Scientific classification
- Kingdom: Plantae
- Clade: Tracheophytes
- Clade: Angiosperms
- Clade: Eudicots
- Clade: Asterids
- Order: Asterales
- Family: Asteraceae
- Genus: Cirsium
- Species: C. rydbergii
- Binomial name: Cirsium rydbergii Petr.
- Synonyms: Cirsium lactucinum Rydb.

= Cirsium rydbergii =

- Genus: Cirsium
- Species: rydbergii
- Authority: Petr.
- Conservation status: G3
- Synonyms: Cirsium lactucinum Rydb.

Species of thistle

Cirsium rydbergii, the alcove thistle, or Rydberg's thistle, is North American species of perennial plants in the family Asteraceae, found in the Colorado Plateau and Canyonlands regions of the southwestern United States, in the States of Utah and Arizona.

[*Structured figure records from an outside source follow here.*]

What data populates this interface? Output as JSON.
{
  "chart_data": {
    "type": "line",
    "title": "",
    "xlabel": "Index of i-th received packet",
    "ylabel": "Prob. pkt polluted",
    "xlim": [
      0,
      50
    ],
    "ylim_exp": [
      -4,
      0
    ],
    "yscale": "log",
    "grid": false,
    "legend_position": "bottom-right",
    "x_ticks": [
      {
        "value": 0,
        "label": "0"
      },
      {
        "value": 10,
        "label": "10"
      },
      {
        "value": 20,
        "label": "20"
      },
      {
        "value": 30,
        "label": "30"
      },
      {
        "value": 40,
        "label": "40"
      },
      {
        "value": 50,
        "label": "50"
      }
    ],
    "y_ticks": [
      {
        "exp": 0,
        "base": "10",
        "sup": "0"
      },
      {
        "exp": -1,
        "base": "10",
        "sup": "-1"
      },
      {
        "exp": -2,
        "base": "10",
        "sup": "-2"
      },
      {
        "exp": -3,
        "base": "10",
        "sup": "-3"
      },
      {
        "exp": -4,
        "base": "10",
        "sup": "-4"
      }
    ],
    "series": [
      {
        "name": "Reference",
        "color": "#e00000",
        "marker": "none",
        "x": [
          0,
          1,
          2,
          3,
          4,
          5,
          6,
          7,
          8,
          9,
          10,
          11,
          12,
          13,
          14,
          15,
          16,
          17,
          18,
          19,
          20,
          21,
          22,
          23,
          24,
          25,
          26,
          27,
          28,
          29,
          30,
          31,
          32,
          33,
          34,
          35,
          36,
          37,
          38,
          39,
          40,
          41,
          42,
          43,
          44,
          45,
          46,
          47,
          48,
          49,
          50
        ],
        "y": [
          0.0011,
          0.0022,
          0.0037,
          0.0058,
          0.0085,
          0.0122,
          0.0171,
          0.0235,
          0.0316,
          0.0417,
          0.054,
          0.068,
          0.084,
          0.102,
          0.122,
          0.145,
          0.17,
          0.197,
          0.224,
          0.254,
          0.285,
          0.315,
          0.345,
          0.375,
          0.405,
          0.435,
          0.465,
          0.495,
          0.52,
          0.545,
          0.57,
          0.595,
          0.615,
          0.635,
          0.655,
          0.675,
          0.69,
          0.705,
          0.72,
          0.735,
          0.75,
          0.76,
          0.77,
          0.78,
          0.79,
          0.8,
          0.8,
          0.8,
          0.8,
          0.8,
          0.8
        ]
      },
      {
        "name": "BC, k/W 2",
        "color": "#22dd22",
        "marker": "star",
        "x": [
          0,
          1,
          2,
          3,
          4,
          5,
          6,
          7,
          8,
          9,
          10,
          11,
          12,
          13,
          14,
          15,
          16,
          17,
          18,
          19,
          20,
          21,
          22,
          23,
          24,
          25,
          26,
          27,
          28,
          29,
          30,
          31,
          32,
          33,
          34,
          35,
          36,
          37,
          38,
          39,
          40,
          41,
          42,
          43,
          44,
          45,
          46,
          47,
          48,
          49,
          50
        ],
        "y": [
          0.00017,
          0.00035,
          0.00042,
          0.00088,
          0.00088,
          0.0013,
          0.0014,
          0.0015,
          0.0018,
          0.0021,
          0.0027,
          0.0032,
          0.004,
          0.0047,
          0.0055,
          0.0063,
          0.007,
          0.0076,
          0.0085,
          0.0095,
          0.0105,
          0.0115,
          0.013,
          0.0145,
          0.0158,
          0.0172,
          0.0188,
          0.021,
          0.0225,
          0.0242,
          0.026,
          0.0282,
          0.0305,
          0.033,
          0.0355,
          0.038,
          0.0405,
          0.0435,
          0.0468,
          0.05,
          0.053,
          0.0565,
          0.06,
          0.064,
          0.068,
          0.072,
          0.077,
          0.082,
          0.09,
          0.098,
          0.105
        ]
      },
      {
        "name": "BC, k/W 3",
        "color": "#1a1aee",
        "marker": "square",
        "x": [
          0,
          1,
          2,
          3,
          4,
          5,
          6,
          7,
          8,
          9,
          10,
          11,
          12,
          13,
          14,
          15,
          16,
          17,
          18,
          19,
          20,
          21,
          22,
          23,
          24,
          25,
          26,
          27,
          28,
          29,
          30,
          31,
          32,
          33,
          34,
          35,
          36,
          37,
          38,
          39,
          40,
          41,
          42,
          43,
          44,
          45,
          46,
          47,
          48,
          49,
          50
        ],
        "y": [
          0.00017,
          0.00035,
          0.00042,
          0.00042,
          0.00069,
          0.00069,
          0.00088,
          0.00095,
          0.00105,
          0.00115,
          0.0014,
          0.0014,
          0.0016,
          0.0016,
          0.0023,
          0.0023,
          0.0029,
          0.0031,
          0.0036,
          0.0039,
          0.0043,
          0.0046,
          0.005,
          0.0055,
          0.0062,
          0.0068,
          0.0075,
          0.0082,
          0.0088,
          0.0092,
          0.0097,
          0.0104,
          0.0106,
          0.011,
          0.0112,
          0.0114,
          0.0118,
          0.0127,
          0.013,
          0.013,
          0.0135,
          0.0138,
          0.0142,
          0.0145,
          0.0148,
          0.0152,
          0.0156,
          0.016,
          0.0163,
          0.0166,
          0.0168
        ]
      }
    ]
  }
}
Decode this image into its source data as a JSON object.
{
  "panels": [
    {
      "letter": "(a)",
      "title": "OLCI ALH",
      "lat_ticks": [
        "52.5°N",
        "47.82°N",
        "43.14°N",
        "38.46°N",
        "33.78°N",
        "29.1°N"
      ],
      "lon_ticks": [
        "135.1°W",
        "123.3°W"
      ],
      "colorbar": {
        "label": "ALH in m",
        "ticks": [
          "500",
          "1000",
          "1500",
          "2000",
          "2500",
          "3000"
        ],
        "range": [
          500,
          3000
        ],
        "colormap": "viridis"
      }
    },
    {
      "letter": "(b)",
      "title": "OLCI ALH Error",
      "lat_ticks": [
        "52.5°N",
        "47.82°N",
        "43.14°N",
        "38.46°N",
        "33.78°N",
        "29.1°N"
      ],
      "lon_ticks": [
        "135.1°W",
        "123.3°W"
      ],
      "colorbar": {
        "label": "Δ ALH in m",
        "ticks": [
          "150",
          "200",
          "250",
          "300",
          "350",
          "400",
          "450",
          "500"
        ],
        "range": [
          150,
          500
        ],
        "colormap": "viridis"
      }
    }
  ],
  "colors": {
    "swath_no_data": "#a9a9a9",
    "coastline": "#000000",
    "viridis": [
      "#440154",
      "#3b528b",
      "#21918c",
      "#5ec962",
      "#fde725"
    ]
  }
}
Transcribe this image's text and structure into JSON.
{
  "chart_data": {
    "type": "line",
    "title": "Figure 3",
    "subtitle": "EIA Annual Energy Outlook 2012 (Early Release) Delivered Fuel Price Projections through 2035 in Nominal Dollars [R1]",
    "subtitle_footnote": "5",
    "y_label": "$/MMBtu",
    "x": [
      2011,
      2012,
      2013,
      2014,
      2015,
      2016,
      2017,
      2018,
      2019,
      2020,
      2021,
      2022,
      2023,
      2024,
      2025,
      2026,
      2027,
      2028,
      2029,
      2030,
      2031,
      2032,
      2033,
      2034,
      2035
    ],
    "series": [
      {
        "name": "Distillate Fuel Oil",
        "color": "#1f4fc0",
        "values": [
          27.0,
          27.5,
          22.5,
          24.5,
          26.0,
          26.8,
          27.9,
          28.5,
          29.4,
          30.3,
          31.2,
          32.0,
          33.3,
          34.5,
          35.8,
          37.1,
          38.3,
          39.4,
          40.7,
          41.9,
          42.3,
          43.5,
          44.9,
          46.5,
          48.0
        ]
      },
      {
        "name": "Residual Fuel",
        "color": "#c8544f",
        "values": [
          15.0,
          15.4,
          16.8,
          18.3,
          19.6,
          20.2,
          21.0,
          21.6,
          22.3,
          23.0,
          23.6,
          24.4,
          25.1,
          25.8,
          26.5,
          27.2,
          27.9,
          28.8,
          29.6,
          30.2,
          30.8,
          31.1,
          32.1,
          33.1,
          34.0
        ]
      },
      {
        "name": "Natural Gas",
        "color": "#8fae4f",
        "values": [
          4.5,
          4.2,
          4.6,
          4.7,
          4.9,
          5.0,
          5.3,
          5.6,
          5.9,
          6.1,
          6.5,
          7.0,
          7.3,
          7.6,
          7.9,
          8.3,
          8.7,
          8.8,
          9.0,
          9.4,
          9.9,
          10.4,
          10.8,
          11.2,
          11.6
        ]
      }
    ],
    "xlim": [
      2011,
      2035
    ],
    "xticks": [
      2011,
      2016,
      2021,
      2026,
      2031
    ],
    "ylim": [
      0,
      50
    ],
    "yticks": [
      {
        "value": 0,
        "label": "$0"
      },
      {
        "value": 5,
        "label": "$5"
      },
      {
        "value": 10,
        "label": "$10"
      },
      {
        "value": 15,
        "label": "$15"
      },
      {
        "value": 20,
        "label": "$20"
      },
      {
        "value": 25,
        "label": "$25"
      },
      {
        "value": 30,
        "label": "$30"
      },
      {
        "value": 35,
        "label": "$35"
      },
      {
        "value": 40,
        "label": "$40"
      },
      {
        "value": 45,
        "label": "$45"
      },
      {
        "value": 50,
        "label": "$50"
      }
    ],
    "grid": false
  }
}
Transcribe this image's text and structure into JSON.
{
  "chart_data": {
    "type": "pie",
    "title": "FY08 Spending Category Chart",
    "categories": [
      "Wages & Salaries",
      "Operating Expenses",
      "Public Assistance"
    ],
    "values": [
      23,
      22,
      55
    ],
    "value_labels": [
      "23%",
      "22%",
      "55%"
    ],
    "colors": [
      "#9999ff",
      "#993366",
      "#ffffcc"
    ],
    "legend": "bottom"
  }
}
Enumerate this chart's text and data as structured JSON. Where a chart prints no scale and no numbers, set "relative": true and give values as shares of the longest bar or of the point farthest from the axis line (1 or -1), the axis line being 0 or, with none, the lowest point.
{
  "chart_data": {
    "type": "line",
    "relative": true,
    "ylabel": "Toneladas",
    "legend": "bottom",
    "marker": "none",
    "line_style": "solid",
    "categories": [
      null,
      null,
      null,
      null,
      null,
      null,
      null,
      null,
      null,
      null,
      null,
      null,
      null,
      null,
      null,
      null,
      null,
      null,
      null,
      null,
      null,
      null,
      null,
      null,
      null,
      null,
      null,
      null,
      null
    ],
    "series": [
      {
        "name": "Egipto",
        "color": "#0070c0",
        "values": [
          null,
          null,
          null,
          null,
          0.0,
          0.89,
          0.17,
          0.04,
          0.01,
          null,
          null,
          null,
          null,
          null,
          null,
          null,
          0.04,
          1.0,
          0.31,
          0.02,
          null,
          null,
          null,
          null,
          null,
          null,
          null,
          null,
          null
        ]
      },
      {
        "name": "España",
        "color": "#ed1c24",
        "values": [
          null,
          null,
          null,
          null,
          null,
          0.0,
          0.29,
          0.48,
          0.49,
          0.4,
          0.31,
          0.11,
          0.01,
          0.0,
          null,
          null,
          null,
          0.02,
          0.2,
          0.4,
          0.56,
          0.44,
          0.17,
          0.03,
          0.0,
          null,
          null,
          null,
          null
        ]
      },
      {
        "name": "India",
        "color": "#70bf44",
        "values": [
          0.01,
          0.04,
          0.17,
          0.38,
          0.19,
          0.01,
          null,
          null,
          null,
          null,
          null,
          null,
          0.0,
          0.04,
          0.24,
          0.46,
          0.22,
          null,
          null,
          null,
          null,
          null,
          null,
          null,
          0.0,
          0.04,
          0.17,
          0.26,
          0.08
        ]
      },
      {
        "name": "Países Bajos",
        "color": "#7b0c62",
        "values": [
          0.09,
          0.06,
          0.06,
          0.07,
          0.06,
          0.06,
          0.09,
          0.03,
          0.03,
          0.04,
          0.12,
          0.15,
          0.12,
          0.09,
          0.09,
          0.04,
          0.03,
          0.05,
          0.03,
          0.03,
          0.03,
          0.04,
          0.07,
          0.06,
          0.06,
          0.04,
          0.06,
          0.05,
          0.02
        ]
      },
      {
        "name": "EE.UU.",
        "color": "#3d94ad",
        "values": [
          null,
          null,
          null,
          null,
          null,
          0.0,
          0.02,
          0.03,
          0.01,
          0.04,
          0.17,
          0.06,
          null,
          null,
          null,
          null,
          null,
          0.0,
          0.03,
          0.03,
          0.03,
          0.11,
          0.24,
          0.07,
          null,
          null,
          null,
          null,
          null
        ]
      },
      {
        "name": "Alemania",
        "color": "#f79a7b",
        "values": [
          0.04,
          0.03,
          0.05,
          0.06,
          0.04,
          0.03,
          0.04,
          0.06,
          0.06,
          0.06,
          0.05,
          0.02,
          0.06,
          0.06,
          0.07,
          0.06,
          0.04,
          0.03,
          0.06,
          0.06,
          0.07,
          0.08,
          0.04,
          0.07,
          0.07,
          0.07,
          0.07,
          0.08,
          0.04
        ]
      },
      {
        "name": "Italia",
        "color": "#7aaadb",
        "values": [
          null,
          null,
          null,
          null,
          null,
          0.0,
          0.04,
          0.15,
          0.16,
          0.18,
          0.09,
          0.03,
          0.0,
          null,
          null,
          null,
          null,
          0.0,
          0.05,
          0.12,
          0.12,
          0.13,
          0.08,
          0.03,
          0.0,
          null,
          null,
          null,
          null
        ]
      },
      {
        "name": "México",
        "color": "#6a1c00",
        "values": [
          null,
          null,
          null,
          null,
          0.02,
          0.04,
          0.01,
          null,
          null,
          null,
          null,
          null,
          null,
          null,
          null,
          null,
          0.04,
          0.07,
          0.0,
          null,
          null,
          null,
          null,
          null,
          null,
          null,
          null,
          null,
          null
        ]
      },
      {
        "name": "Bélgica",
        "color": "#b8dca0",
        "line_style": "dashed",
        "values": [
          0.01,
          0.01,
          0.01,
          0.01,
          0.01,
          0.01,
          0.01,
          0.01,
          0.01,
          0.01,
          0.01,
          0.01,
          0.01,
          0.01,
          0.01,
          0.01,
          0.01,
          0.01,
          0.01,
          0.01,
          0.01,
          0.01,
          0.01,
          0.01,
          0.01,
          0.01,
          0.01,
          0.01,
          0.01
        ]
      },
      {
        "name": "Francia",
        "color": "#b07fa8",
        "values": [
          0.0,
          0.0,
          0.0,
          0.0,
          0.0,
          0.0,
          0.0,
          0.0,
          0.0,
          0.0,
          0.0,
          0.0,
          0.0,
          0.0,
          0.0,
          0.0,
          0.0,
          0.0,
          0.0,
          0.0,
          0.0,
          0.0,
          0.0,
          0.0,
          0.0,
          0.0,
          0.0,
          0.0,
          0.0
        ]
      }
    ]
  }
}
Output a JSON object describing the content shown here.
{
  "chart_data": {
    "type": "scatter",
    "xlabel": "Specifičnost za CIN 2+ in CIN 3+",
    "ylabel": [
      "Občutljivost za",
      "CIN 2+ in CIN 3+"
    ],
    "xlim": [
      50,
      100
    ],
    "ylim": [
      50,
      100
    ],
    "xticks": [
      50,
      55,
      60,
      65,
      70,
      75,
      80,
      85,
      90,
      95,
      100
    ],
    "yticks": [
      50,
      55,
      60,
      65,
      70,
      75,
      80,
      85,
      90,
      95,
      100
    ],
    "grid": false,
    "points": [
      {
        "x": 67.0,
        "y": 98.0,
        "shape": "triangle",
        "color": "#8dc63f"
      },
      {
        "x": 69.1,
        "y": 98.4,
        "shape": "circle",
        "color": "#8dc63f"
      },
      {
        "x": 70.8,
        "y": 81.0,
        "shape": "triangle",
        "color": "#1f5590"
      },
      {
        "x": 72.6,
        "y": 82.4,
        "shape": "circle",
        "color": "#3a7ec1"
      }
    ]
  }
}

Cirsium rydbergii is a large perennial herb sometimes reaching a height of 300 cm (10 feet). It has no or very few branches, and pinnately lobed leaves up to 90 cm (3 feet) long with many sharp spines but usually very few hairs. flower heads are spiny on the sides, containing white, pink, or purple disc florets but no ray florets.